According to that report (May 2010), Yaz® and Yasmine® were the #1 selling birth control in the country boosted by a trendy, aggressive marketing campaign. KMGH found that FDA records at that time showed more than 1709 reports of blood clots, causing pulmonary embolism and deep vein thrombosis.

The FDA had issues with Bayer over the strength of the warnings contained with the product and in their advertising. Finally, Bayer agreed to make the dangers more clear. However, the company claimed that the danger with blood clots are common with all birth control pills, there was no greater risk with Yaz® and Yasmine®, and consumers are well aware of this rare side effect.

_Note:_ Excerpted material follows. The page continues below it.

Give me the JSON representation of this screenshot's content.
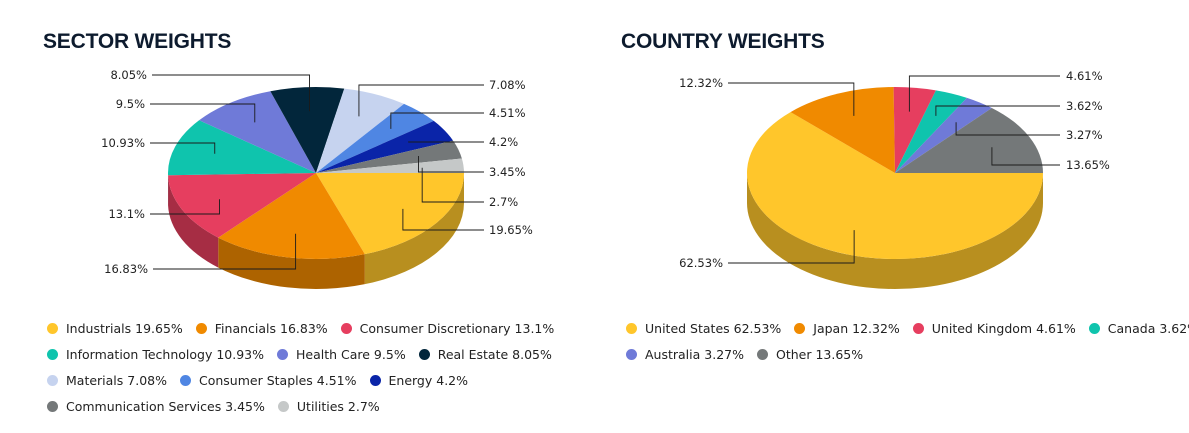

But not all in the industry are convinced that there are equal risks. Two recent studies in the online version of the British Medical Journal showed that products like Yaz® that contain drospirenone are more likely to develop blood clots than those who take an older oral contraceptive. One study said that the risk is nearly three times with products containing drospirenone than the older levonorgestrel.

The results support earlier findings from European studies, according to the U.S. and New Zealand researchers. They also contradict two industry- funded studies that found the hormones had a similar clot risk, said the researchers, led by Susan Jick, a professor of epidemiology at the Boston University School of Medicine.

“Prescribing lower-risk levonorgestrel preparations as the first-line choice in women wishing to take an oral contraceptive would seem prudent. Perhaps now is the time for a systematic review on this topic.”

A separate study, which was also led by Jick and published in the journal last Friday, found a doubling of the risk of clots in women who took drospirenone compared with levonorgestrel. That research was based on U.S. insurance claims information on almost 900 women. Earlier research has shown that those taking any kind of contraceptive pill have a fivefold higher risk of blood clots compared with those who don’t.

Bloomberg News recently reported that the lawsuits in the U.S. against Bayer had climbed to 6,580! These were for alleged injuries and deaths as a result of the use of Yasmin, Yaz, or Teva’s generic versions of the drugs. This does not include the class action suits in Canada.